However, universities may consider “an applicant’s discussion of how race affected the applicant’s life, so long as that discussion is concretely tied to a quality or character or unique ability that the particular applicant can contribute to the university.” For admission to its degree programs, Brown has long practiced a holistic, or “whole person” review of each applicant in the admission process, and the majority opinion of the court constituted a strong endorsement for this individualized review, clarifying that nothing limited consideration of an individual's personal experiences related to race.

In other ways, the scope of the decision is narrow. For example, the decision is only applicable to consideration of race in admission decisions — it does not affect other factors considered in admission decisions that relate to the diversity of the student body, such as veteran status, geography, socioeconomic background or first-generation status. And as in the past, race-themed programs, activities and affinity centers remain permissible, provided that race is not an eligibility criterion for participation. Similarly, race cannot be a factor in the eligibility of students to receive awards, prizes, internships or campus jobs.

It is also important to note that the decision has no effect on employment. Brown’s employment practices remain unchanged and are subject to Title VII of the Civil Rights Act, which prohibits discrimination against job applicants and employees on the basis of race, color, religion, sex and national origin. As in the past, Brown can actively work to increase the diversity of its applicant pool for faculty, staff and postdoc positions, but cannot take into account any of the factors listed above in the actual hiring decision. Similarly, efforts at Brown to implement Departmental Diversity and Inclusion Action Plans (DDIAPs) can continue unabated, as we continue to build a diverse and inclusive environment to sustain and strengthen academic excellence in compliance with the law.

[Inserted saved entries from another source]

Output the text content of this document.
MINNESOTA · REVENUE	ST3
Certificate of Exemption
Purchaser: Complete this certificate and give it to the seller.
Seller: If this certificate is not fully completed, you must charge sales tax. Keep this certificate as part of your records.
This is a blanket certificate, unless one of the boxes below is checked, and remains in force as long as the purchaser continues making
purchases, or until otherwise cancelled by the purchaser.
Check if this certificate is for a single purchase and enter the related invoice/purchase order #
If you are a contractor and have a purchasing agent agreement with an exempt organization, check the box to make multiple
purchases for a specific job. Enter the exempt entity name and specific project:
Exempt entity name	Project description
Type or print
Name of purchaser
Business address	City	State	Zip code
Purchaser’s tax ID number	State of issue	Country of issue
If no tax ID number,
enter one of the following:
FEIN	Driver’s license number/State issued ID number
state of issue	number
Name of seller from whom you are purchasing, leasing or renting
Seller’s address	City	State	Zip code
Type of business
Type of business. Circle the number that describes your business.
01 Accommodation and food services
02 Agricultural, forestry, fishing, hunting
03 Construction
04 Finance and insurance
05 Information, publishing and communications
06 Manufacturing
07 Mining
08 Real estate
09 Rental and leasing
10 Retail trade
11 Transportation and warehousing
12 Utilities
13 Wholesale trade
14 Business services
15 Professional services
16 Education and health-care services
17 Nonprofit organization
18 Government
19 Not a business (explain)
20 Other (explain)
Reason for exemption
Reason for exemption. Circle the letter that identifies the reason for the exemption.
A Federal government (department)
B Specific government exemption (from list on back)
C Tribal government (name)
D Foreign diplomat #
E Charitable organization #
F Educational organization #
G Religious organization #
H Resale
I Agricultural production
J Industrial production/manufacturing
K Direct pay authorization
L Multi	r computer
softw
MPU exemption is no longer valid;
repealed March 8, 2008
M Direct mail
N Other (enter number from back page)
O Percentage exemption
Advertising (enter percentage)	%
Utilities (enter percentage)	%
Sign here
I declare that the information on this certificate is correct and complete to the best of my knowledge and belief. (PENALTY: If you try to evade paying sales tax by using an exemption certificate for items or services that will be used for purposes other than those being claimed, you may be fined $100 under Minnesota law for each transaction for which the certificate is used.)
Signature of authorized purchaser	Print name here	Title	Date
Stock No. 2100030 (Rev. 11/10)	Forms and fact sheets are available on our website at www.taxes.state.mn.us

Additional Resources and Guidance

Even with a shared understanding of the decision and its scope, we know that community members will have additional questions about the impacts on specific Brown programs and initiatives. As an initial resource, we have published a set of Frequently Asked Questions on the Office of the Provost website, and we will provide additional resources in the months ahead.

We also expect more information from the federal government. The White House has stated that the U.S. Department of Justice and the U.S. Department of Education will provide guidance on lawful admissions practices by mid-August, and the Department of Education will provide additional guidance on administering programs to support students from underrepresented populations. As we receive and analyze that guidance, we will provide further information to the Brown community.

In the interim, the Office of the General Counsel will continue to schedule workshops for relevant admissions officers and other academic and administrative leaders, as well as hold sessions for members of the community who may operate race-themed programs and activities. Faculty and staff who have questions regarding specific programs should reach out to [email protected] for consultation.

We appreciate your diligence in reviewing this guidance as we all work together to ensure that we comply with the law while sustaining the diversity and inclusion that is so central to Brown’s mission.